In fact, I believe the nonprofit sector may be losing the public battle to define itself – as MBA programs have increasingly become the centers of discussion about “social impact” and then sought to claim that mantle as the province of business. The November 2011 Harvard Business Review cover proclaims that “great companies… create value for society, solve the world’s problems, and still make money, too.”
Reading this kind of breathless coverage, many may conclude that we don’t really need the nonprofit sector anymore.
But we do.
Let me be clear. Business has an important – indeed crucial – role to play in improving our society. And I fully acknowledge that it is true that many foundations and nonprofits (like many businesses and government agencies) are woefully ineffective. I know. I have spent the past decade working to help foundations improve their effectiveness, and I’d be the first to concede that there is much work to do. That said, I have spent time as a management consultant to corporations, and there is much work to be done there, too.
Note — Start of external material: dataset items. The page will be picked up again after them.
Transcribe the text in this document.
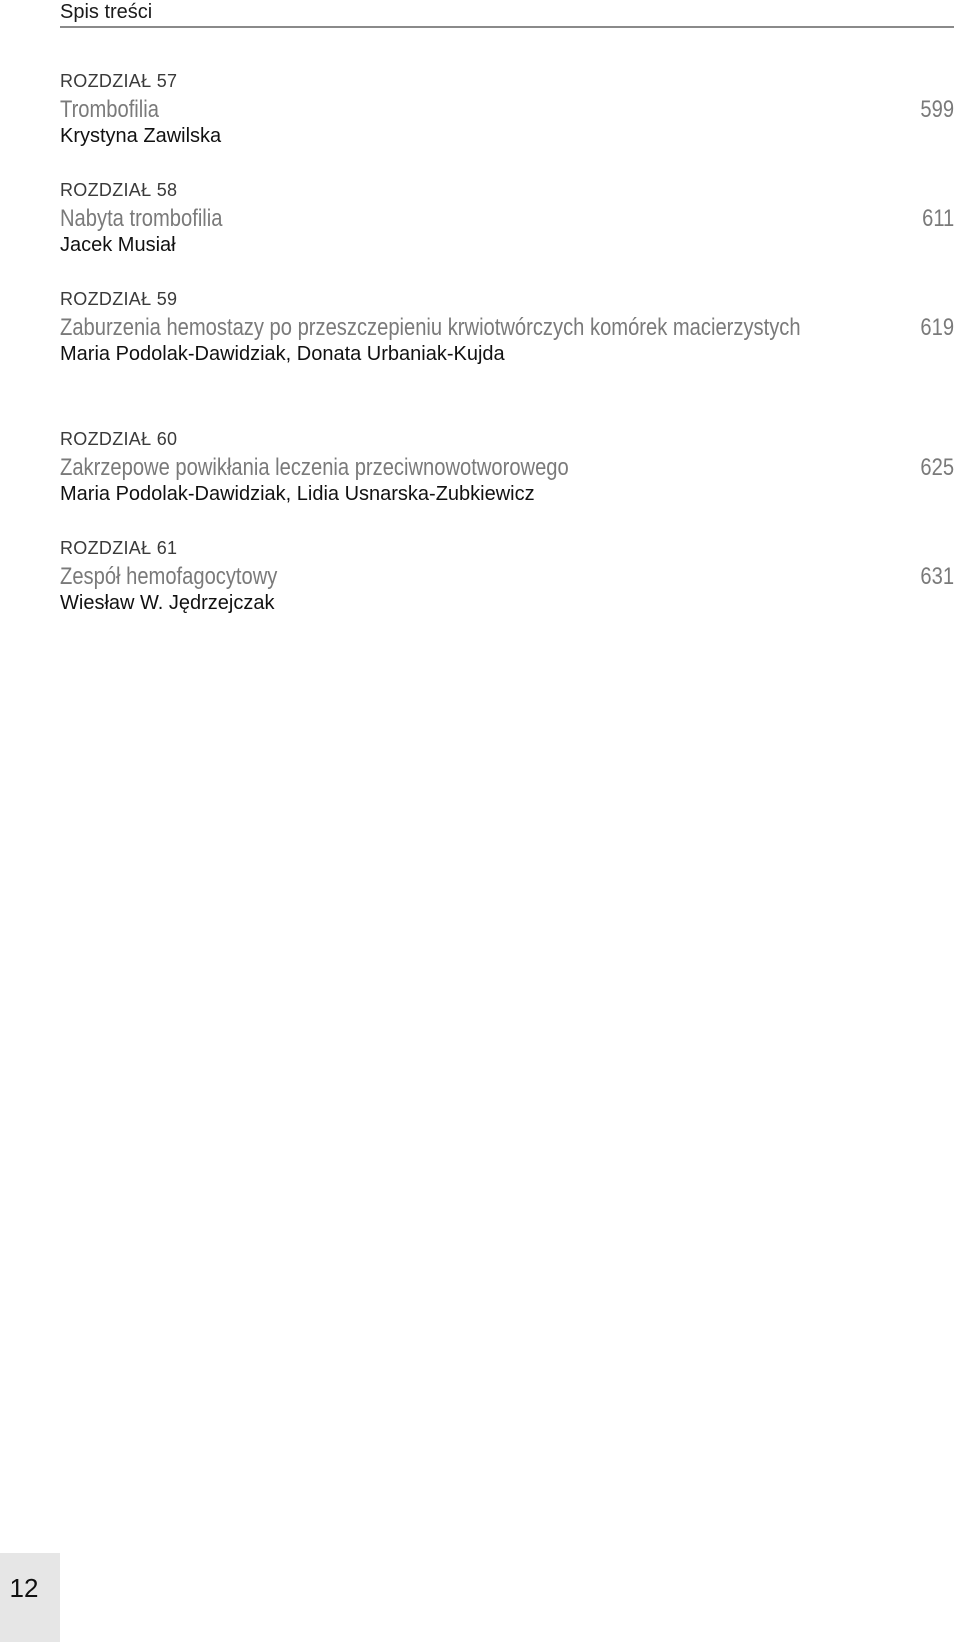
Spis treści
ROZDZIAŁ 57
Trombofilia	599
Krystyna Zawilska
ROZDZIAŁ 58
Nabyta trombofilia	611
Jacek Musiał
ROZDZIAŁ 59
Zaburzenia hemostazy po przeszczepieniu krwiotwórczych komórek macierzystych	619
Maria Podolak-Dawidziak, Donata Urbaniak-Kujda
ROZDZIAŁ 60
Zakrzepowe powikłania leczenia przeciwnowotworowego	625
Maria Podolak-Dawidziak, Lidia Usnarska-Zubkiewicz
ROZDZIAŁ 61
Zespół hemofagocytowy	631
Wiesław W. Jędrzejczak
12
No doubt, we must continue to push harder to maximize the effectiveness of foundations and other nonprofit organizations (just as corporations and government should improve their performance). We must push for greater clarity on the part of organizations with respect to their goals – and their strategies to achieve those goals. We must support organizations in developing the capacities for disciplined implementation of those strategies. And we must develop sound performance indicators, continually improving on the basis of what we learn about what works and what doesn’t.
These are the challenges we face and we must rise up to meet them. Sometimes, it may make sense to adapt approaches that are more common in business to the nonprofit world. Often, it won’t.
But, regardless, we need to do our work in a way that is rooted in a deep understanding of the particular role and context of nonprofit organizations, rather than in a way that assumes that “business thinking” and market approaches represent the secret formula for nonprofit success. We must be clear that the advocacy of those pushing market-based solutions for all of our social problems, which sometimes takes on a cultish feel, is misguided. It won’t work, and it threatens to undermine the public’s understanding and appreciation of the vital role of the nonprofit sector as distinct from business and government.
I believe that we need to do a better job articulating the role of the nonprofit sector, and that we need to start now.
The consequences of a lack of understanding and appreciation for the role of the nonprofit sector are many – and potentially dire. If lawmakers and the media fail to grasp the distinctive role of the nonprofit sector, the policies that encourage giving and exempt nonprofits from taxes are less likely to be perpetuated. If talented and idealistic young people do not see nonprofits as the center of the action in the pursuit of positive social impact, nonprofits will lose out in the competition for talent. If businesses are portrayed as our best hope for positive social change, and further elevated in their influence on the public debate on crucial issues, we risk becoming a society in which public discourse is dominated to an even greater extent by corporations with a direct financial interest in the outcome. If we see "business" as a synonym for effectiveness, despite the evidence all around us to the contrary, we will fail to appreciate the achievements of the many effectively managed nonprofits that produce positive outcomes for those they serve every day.
In the coming weeks on this blog, I will address a few levels of rhetoric that I think are contributing to the challenge we face in articulating the value of the nonprofit sector. The rhetoric comes from:
- those advocating “blurring of boundaries” between sectors;
- those who disparage the term “nonprofit;”
- those who see “business thinking” as a panacea for the nonprofit sector; and
- those who argue that it is companies, not nonprofits, that can best address our toughest social problems.
I argue will that, in each case, the proponents of these schools of interrelated thought, while generally well-meaning, threaten to undermine the strength of the nonprofit sector and our chances of making progress on our most vexing challenges.